This page focuses on the debt students take on to attend The Barber School— how much they borrow, how that debt is spread across the student body, and what it costs to pay back. These figures are reported by the Department of Education and IPEDS.
At The Barber School specifically, 82% of incoming students take out a loan to help cover first-year costs, at roughly $7,826 each — a figure that counts both private and federal student loans.
The average federal loan is $7,826. This reaches or tops the $5,500 first-year federal borrowing cap for a typical dependent student. Be aware: the undergraduate-wide averages below exclude private loans, while this freshman number includes them.
Across the full undergraduate body at The Barber School (freshmen included), 61% borrow through federal student loan programs, with a mean of $6,570 a year. That amounts to 16.0% smaller than the $7,826 freshmen take on.
Borrowing at that rate every year works out to about $13,140 across two years and $26,280 by the fourth year. These figures assume identical federal borrowing each year and omit private and Parent PLUS loans.
| Undergraduate federal borrowing | Value |
|---|---|
| Share using federal loans | 61% |
| Average federal loan per year | $6,570 |
| Undergraduates with a federal loan | 132 |
| Total federal loans (one year) | $867,184 |
The median student at The Barber School borrows $5,500 in federal student loans.
| Borrower group | Median federal debt |
|---|---|
| All federal borrowers | $5,500 |
| Students who completed (graduates) | $8,096 |
| Students who withdrew | $4,750 |
The figure for students who withdrew is worth watching: debt without a completed credential is the hardest to repay.
The median hides the spread, so the percentiles below show cumulative federal debt at four points in the distribution for The Barber School.
| Percentile | Cumulative Federal Debt |
|---|---|
| 10th percentile (lowest-debt students) | $4,000 |
| 25th percentile | $5,425 |
| 75th percentile | $9,500 |
| 90th percentile (highest-debt students) | $9,500 |
How wide this percentile range is tells you how much borrowing varies across students at The Barber School.
Repayment burden translates the debt figures into what a borrower actually pays each month.

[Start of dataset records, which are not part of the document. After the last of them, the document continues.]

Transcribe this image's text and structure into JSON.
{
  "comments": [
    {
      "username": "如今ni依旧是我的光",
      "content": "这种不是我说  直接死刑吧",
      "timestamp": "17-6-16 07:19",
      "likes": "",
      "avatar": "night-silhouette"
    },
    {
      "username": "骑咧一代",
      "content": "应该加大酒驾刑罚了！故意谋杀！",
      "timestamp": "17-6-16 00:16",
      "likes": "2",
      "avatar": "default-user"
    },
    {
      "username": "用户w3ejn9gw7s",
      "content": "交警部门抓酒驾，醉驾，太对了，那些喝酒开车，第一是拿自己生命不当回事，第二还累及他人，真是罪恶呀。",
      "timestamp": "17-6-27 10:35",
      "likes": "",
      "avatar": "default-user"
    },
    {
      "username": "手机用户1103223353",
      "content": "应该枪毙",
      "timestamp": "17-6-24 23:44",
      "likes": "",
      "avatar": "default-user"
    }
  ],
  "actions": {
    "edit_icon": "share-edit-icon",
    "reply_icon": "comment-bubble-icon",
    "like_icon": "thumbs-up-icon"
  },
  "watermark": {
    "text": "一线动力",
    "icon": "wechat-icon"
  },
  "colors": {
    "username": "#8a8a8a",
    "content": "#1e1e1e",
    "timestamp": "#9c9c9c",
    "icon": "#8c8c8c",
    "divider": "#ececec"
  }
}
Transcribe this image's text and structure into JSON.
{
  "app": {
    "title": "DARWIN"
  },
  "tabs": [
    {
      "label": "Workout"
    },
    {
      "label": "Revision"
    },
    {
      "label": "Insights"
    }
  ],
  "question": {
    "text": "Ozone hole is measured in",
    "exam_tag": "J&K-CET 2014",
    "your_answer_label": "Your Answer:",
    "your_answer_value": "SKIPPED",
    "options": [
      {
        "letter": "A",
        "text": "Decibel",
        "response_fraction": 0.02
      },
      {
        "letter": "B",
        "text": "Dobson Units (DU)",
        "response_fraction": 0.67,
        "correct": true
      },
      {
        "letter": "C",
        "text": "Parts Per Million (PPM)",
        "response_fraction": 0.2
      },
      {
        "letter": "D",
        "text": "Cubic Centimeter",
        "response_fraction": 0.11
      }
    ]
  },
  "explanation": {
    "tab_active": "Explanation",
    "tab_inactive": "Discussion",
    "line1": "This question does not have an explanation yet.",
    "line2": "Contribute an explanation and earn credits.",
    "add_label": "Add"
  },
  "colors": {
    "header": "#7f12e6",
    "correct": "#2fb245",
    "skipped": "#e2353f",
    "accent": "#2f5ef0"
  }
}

The Barber School.
Median debt differs by income tier, first-generation status, and whether the student is financially dependent.
By Family Income
| Income tier | Median federal debt |
|---|---|
| Low income | $7,000 |
By Dependency Status
| Cohort | Median federal debt |
|---|---|
| Dependent students | $5,500 |
| Independent students | $9,000 |
These pre-calculated indicators summarize the borrowing gaps between cohorts at The Barber School.

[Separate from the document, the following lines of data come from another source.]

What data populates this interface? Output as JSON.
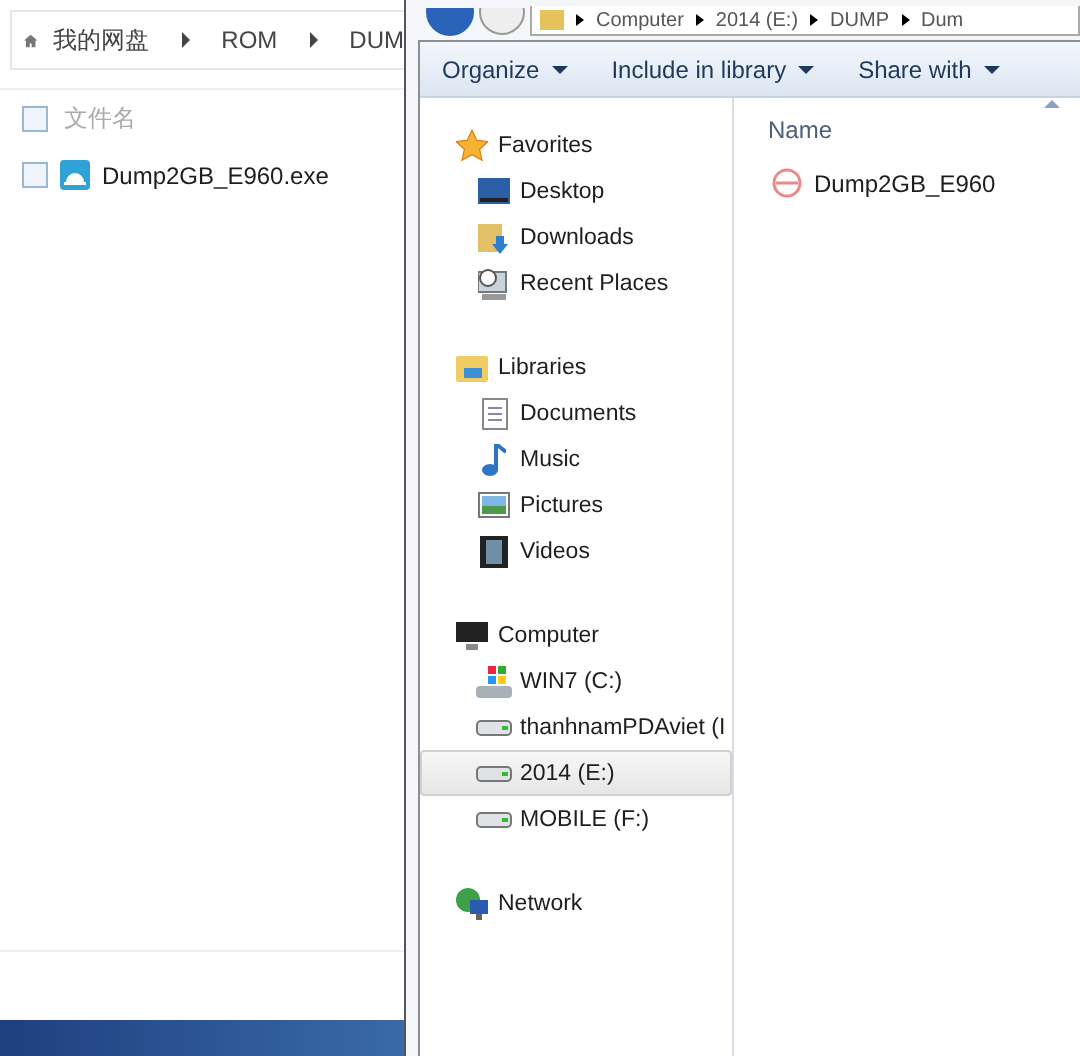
{
  "left_window": {
    "breadcrumb": [
      "我的网盘",
      "ROM",
      "DUM"
    ],
    "list_header": {
      "label": "文件名",
      "checked": false
    },
    "files": [
      {
        "name": "Dump2GB_E960.exe",
        "checked": false
      }
    ]
  },
  "explorer": {
    "address": [
      "Computer",
      "2014 (E:)",
      "DUMP",
      "Dum"
    ],
    "toolbar": [
      "Organize",
      "Include in library",
      "Share with"
    ],
    "nav": [
      {
        "label": "Favorites",
        "kind": "star",
        "selected": false,
        "children": [
          {
            "label": "Desktop",
            "kind": "desktop",
            "selected": false
          },
          {
            "label": "Downloads",
            "kind": "downloads",
            "selected": false
          },
          {
            "label": "Recent Places",
            "kind": "recent",
            "selected": false
          }
        ]
      },
      {
        "label": "Libraries",
        "kind": "library",
        "selected": false,
        "children": [
          {
            "label": "Documents",
            "kind": "document",
            "selected": false
          },
          {
            "label": "Music",
            "kind": "music",
            "selected": false
          },
          {
            "label": "Pictures",
            "kind": "pictures",
            "selected": false
          },
          {
            "label": "Videos",
            "kind": "videos",
            "selected": false
          }
        ]
      },
      {
        "label": "Computer",
        "kind": "computer",
        "selected": false,
        "children": [
          {
            "label": "WIN7 (C:)",
            "kind": "system-drive",
            "selected": false
          },
          {
            "label": "thanhnamPDAviet (I",
            "kind": "drive",
            "selected": false
          },
          {
            "label": "2014 (E:)",
            "kind": "drive",
            "selected": true
          },
          {
            "label": "MOBILE (F:)",
            "kind": "drive",
            "selected": false
          }
        ]
      },
      {
        "label": "Network",
        "kind": "network",
        "selected": false
      }
    ],
    "column": "Name",
    "files": [
      "Dump2GB_E960"
    ]
  }
}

Subsidized vs. Unsubsidized Loans
Unsubsidized federal student loans accrue interest every month — even while you are still enrolled. Unless you pay that interest as it builds, the balance you owe at graduation can be noticeably higher than the amount you originally borrowed.
Did You Know?
Federal student loans are not discharged in bankruptcy in all but the rarest cases, and the government can withhold part of your income or tax refund if you default.
References
More about our data sources and methodologies.